PHARMACOLOGICAL INHIBITION OF THE VESICULAR MONOAMINE TRANSPORTER 2 ATTENUATES 3,4-METHYLENEDIOXYMETHAMPHETAMINE-INDUCED HYPERTHERMIA, LOCOMOTOR ACTIVITY AND NEUROTOXICITY.

picture of Andy Phan presenting his/her poster: PHARMACOLOGICAL INHIBITION OF THE VESICULAR MONOAMINE TRANSPORTER 2 ATTENUATES 3,4-METHYLENEDIOXYMETHAMPHETAMINE-INDUCED HYPERTHERMIA, LOCOMOTOR ACTIVITY AND NEUROTOXICITY.

Andy Phan , Lucina E. Lizarraga, Aram B. Cholanians, Joseph M. Herndon, Serrine S. Lau, and Terrence J. Monks

PHARMACOLOGICAL INHIBITION OF THE VESICULAR MONOAMINE TRANSPORTER 2 ATTENUATES 3,4-METHYLENEDIOXYMETHAMPHETAMINE-INDUCED HYPERTHERMIA, LOCOMOTOR ACTIVITY AND NEUROTOXICITY.

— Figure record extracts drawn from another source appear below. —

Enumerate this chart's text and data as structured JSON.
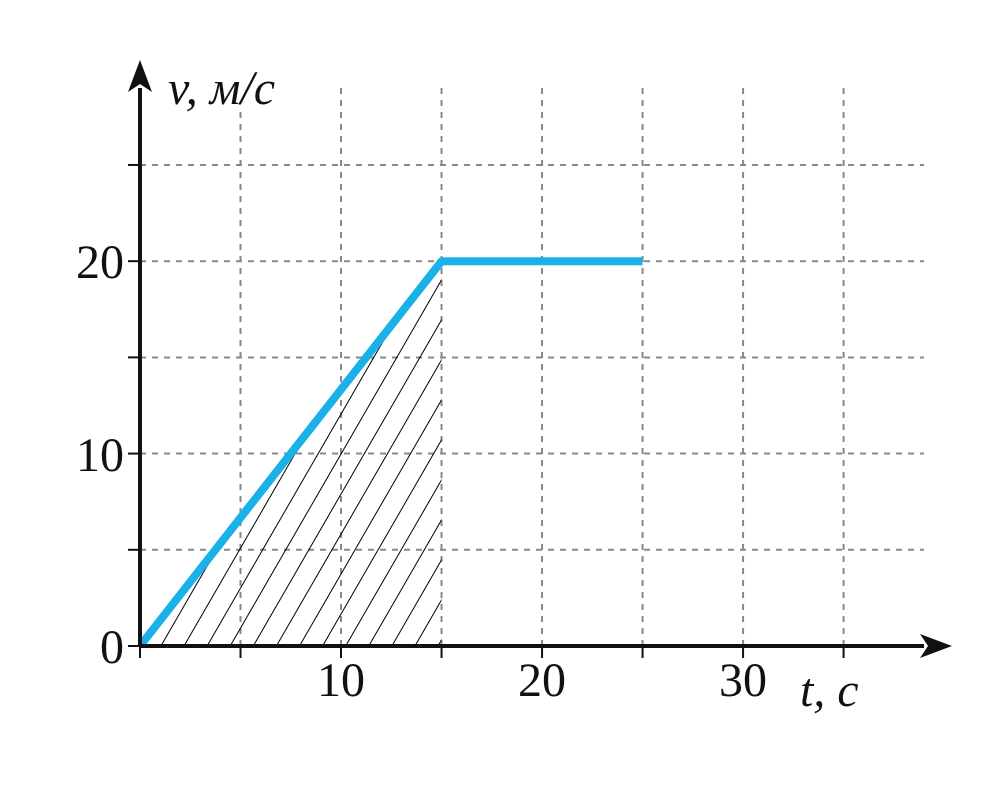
{
  "chart_data": {
    "type": "line",
    "xlabel": "t, с",
    "ylabel": "v, м/с",
    "x": [
      0,
      15,
      25
    ],
    "series": [
      {
        "type": "area",
        "color": "#000000",
        "x": [
          0,
          15
        ],
        "values": [
          0,
          20
        ]
      },
      {
        "color": "#1ab0e8",
        "values": [
          0,
          20,
          20
        ]
      }
    ],
    "xlim": [
      0,
      39
    ],
    "ylim": [
      0,
      29
    ],
    "xticks": [
      {
        "value": 0,
        "label": null
      },
      {
        "value": 5,
        "label": null
      },
      10,
      {
        "value": 15,
        "label": null
      },
      20,
      {
        "value": 25,
        "label": null
      },
      30,
      {
        "value": 35,
        "label": null
      }
    ],
    "yticks": [
      0,
      {
        "value": 5,
        "label": null
      },
      10,
      {
        "value": 15,
        "label": null
      },
      20,
      {
        "value": 25,
        "label": null
      }
    ],
    "grid": true,
    "marker": "none",
    "line_style": "solid"
  }
}
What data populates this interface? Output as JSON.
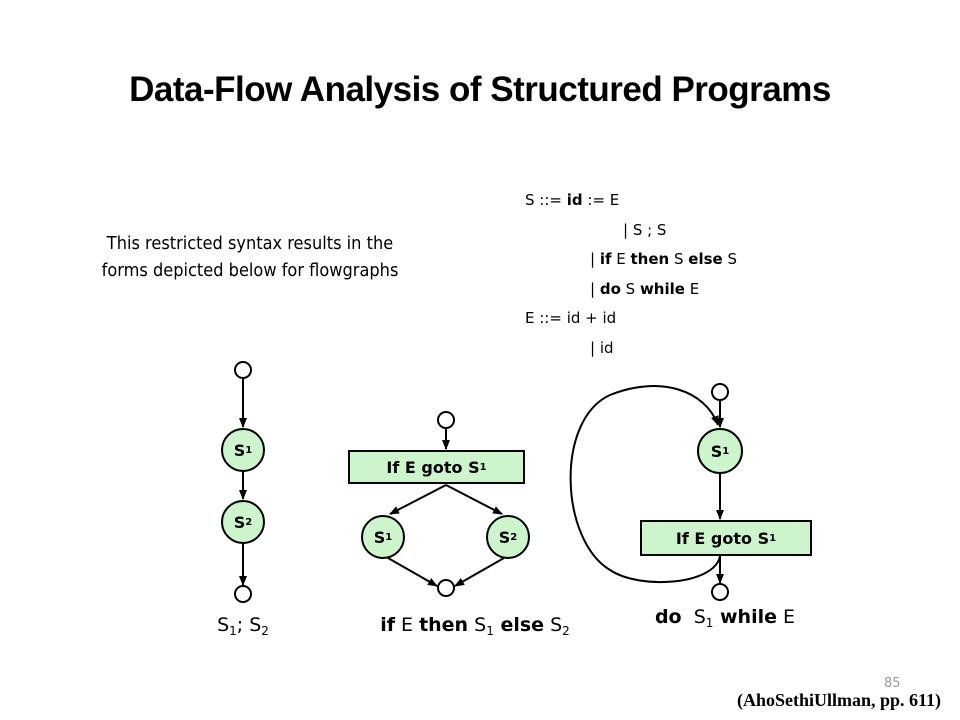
{
  "title": "Data-Flow Analysis of Structured Programs",
  "intro": [
    "This restricted syntax results in the",
    "forms depicted below for flowgraphs"
  ],
  "grammar": [
    [
      {
        "t": "S ::= ",
        "b": false
      },
      {
        "t": "id",
        "b": true
      },
      {
        "t": " := E",
        "b": false
      }
    ],
    [
      {
        "t": "| S ; S",
        "b": false
      }
    ],
    [
      {
        "t": "| ",
        "b": false
      },
      {
        "t": "if",
        "b": true
      },
      {
        "t": " E ",
        "b": false
      },
      {
        "t": "then",
        "b": true
      },
      {
        "t": " S ",
        "b": false
      },
      {
        "t": "else",
        "b": true
      },
      {
        "t": " S",
        "b": false
      }
    ],
    [
      {
        "t": "| ",
        "b": false
      },
      {
        "t": "do",
        "b": true
      },
      {
        "t": " S ",
        "b": false
      },
      {
        "t": "while",
        "b": true
      },
      {
        "t": " E",
        "b": false
      }
    ],
    [
      {
        "t": "E ::= id + id",
        "b": false
      }
    ],
    [
      {
        "t": "| id",
        "b": false
      }
    ]
  ],
  "nodes": {
    "s": "S",
    "one": "1",
    "two": "2",
    "if_box": "If E goto S"
  },
  "captions": {
    "seq": {
      "a": "S",
      "a_sub": "1",
      "sep": "; ",
      "b": "S",
      "b_sub": "2"
    },
    "ifelse": {
      "kw1": "if",
      "e": " E ",
      "kw2": "then",
      "s1": " S",
      "s1_sub": "1",
      "kw3": " else",
      "s2": " S",
      "s2_sub": "2"
    },
    "dowhile": {
      "kw1": "do",
      "s1": "  S",
      "s1_sub": "1",
      "kw2": " while",
      "e": " E"
    }
  },
  "page_number": "85",
  "citation": "(AhoSethiUllman, pp. 611)",
  "colors": {
    "node_fill": "#ccf5cc",
    "stroke": "#000000"
  }
}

3,4- Methylenedioxymethamphetamine (MDMA, or more commonly known as Ecstasy) is a synthetic psychostimulant that is highly abused as a recreational drug. Upon consumption, the drug prompts the acute pharmacological effects. Such effects consist of acute synaptic monoamine release, especially the release of serotonin (5-HT), leading to hyperactivity and hyperthermia. On the contrary, long-term serotonergic neurotoxicity is seen in lasting depletion of 5-HT and structural damage to 5-HT-related nerve terminals. The underlying molecular mechanisms behind these opposing effects are not well understood. The vesicular monoamine transporter 2 (VMAT2) functions as an intra-neuronal storage vesical and as a transporter of monoamine neurotransmitters, specifically dopamine and 5-HT. The role that VMAT2 plays is essential for its prevention of neurotransmitter oxidation within the cytosol by monoamine oxidases. With this in consideration, we investigated the effect of pharmacological inhibition of VMAT2 in Sprague-Dawley rats with the use of Ro4-1284 on both the MDMA-mediated neurotoxic acute and long-term effects. Rats that were given a pretreatment of the VMAT2 inhibitor (10 mg/kg, ip) one hour prior to MDMA treatment (20 mg/kg, sc) showed increases in 5-HT levels in the cortex and striatal regions of the brain in comparison to rats treated with MDMA and no pretreatment. Animals dosed with MDMA without Ro4-1284 pretreatment displayed increased hyperactivity, measured as total horizontal movement distance and mean velocity. Pretreatment with Ro4-1284 delayed and attenuated this hyperactivity. MDMA-induced hyperthermia was also significantly reduced in animals pretreated with Ro4-1284 as core body temperatures in these rats were significantly reduced compared to MDMA-treated rats. In summary, the use of Ro4-1284 to pharmacologically inhibit VMAT2 is able to mitigate MDMA-induced depletion of 5-TH/5-HIAA, locomotion activity, and hyperthermia in rats. It is proposed that VMAT2 plays a role in regulating the acute and long-term neurotoxic effects of MDMA. (NIDA Award DA023525).